In the futuristic world of "Star Trek," computers listen to human speech, then follow orders or answer questions with near-perfect precision. But present-day computers are not so skillful. Current machines can respond to brief, clearly uttered instructions such as "open the door," but asking them to understand casual conversation is asking for trouble. Even state-of-the-art systems stumble over words that sound alike or have more than one meaning. To a computer, the phrases "recognize speech" and "wreck a nice beach" sound the same. When people slur their words or speak with a regional accent, computerized comprehension becomes even tougher.
In the face of such obstacles, researchers at The Johns Hopkins University are developing new tools to help computers understand speech. To support this work, they recently received a $750,000 National Science Foundation grant. The Hopkins team was one of 15 nationwide picked to participate in a $10-million NSF project aimed at developing more natural interaction between computers and humans. When the Hopkins software is perfected, it could allow a blind person to dictate a letter to a computer with far greater accuracy than existing systems. It could also provide a powerful new way to search through hours of recorded speeches and news reports that have not been transcribed. "The grand goal," says Eric Brill, a researcher at Hopkins' Center for Language and Speech Processing "would be to have a computer understand any kind of human speech."
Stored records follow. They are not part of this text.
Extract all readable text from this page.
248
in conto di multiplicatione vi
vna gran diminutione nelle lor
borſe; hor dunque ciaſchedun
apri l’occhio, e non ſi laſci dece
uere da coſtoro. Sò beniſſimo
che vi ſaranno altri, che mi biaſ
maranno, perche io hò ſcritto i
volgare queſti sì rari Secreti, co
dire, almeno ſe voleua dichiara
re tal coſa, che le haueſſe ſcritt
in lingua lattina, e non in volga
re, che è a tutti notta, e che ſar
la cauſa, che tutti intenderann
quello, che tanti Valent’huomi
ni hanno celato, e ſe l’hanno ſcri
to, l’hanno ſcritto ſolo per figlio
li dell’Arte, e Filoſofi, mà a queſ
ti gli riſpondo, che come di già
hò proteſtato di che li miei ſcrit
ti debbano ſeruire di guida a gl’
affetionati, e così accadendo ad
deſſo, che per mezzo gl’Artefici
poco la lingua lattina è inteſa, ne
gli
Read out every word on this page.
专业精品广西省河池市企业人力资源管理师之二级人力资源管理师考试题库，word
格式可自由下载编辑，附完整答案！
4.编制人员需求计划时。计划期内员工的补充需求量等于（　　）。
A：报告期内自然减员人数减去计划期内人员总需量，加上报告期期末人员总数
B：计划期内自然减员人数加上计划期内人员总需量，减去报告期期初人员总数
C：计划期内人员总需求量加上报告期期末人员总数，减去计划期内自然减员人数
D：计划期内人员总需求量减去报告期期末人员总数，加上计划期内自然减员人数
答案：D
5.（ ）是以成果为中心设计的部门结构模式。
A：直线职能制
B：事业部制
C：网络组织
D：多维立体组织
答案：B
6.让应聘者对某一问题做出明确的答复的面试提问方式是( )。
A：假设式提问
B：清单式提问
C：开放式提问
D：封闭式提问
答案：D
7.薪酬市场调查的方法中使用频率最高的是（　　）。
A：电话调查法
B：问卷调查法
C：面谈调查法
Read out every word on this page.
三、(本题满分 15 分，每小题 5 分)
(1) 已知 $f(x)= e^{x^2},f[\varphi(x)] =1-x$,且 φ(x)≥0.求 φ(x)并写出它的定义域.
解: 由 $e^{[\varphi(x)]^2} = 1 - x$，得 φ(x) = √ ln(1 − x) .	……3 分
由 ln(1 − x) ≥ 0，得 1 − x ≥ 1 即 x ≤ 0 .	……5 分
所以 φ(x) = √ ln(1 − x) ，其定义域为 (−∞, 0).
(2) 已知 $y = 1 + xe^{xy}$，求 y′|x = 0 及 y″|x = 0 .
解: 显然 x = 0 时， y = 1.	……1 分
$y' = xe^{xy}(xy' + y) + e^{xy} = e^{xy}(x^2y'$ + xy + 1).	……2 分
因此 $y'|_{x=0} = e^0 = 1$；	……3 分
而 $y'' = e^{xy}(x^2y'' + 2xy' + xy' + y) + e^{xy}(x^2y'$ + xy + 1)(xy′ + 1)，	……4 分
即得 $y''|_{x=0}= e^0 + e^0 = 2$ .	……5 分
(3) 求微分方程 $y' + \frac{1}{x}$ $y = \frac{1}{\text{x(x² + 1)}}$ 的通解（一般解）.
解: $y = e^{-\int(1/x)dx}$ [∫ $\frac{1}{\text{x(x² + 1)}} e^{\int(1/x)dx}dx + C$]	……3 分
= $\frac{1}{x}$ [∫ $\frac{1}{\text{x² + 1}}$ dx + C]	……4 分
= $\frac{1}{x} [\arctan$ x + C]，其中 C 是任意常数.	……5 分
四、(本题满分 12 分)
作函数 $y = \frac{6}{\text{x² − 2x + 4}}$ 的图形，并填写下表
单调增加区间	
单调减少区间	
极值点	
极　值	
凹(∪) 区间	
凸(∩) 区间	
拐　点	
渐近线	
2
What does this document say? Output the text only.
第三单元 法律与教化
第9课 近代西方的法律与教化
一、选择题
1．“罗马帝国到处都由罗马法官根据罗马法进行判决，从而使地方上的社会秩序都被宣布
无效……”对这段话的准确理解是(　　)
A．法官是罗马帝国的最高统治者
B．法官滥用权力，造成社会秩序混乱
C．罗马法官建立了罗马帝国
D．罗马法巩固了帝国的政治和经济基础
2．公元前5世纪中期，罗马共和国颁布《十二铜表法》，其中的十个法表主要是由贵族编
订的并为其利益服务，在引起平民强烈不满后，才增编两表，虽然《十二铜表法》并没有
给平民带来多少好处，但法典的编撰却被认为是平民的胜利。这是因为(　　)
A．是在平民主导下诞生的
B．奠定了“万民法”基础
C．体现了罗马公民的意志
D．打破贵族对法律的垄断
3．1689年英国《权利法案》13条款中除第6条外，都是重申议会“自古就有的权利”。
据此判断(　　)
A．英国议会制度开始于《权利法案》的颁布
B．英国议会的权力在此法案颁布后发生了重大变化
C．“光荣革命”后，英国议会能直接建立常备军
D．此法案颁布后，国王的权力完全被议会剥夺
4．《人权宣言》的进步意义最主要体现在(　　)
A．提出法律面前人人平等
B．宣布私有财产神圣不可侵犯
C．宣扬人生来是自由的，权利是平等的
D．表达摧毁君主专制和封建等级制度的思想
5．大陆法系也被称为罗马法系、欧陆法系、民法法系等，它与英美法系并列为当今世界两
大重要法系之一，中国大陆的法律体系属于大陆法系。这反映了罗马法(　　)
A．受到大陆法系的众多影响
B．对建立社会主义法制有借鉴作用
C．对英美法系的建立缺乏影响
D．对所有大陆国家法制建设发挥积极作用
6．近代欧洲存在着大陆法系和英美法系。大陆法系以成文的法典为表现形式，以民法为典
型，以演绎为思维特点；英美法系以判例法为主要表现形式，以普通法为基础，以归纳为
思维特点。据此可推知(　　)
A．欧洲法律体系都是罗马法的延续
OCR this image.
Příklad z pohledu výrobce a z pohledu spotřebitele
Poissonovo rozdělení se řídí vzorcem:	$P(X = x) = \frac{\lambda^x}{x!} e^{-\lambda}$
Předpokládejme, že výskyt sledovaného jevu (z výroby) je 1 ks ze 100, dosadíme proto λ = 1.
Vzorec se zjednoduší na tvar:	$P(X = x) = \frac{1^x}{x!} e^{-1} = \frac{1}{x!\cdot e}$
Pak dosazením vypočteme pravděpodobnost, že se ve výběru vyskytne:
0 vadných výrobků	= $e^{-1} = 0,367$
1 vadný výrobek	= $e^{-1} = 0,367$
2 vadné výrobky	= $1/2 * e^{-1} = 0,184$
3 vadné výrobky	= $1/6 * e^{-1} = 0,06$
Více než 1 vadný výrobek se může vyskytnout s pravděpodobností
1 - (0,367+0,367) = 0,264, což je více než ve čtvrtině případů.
Significant advances are needed. Current speech recognition software often trips over garbled or sound-alike words. When that happens, it looks at the previous word or two for help, says Brill, an assistant professor in the Department of Computer Science. With this method, the machine can decide that the words it heard after "walking" were more likely to be "the dog" than "the dock." Still, this existing software will incorrectly transcribe about 40 percent of the words it hears in a casual conversation. "It's not enough," Brill says. "We need to be much more sophisticated in predicting what was just said, based on what the computer has already heard. It will be a very long time before we're down to a 1 percent error rate. But the system becomes more and more useful as the error rate goes down." To cut down on mistakes, Hopkins researchers are teaching computers to examine the structure of a sentence, not just a couple of neighboring words. Just as grammar school children are taught to do, a computer could be programmed to break a sentence into its subject, verb, object and modifiers. With this knowledge, it could make better guesses about troublesome words. "If the main verb of the sentence is 'drive,' then 'spaghetti' is an unlikely object," explains Brill. "But 'car' is a likely object, or maybe 'golf ball.' We are trying to get the computer to ask questions like that."
To further aid comprehension, the Hopkins team wants the computer to figure out the subject of a conversation, such as science, music, politics or food. If words such as "home run," "catcher" and "foul ball" turn up, the computer should sense that "sports" is the topic and that the baffling word is probably "pitcher," not "picture." "It's very important in speech recognition to know what's under discussion," says David Yarowsky, another CLSP researcher who is also an assistant professor of computer science. "So the computer will have these 'topic detectors' running in the background. Are we talking about education or politics? Are we talking about a school principal or a legal principle? Both words sound alike, but the computer will give them different weights depending on what topic it thinks you're talking about."
Together, the added attention to linguistics and world knowledge should help computers recognize human speech with far greater accuracy, the Hopkins researchers say. Within five years, Yarowsky predicts, a computer may serve as an audio search engine. It could "listen" to hours of radio and television news reports and locate virtually every speech or interview in which Secretary of State Madeleine Albright has discussed human rights issues involving China, for example. "For this purpose, you don't have to have a perfect speech recognizer," Yarowsky says. "You don't have to get every word right to recognize that Mrs. Albright is speaking about human rights in China. This technology has the potential to revolutionize the way we retrieve things that were never in text form to begin with, but were only recorded as speech."
The sort of speech recognition seen on "Star Trek" may be many years away, but the Hopkins researchers are moving in that direction. "Human-computer interaction is the major goal here," says Yarowsky. "We want to make it easier for people to interact with machines."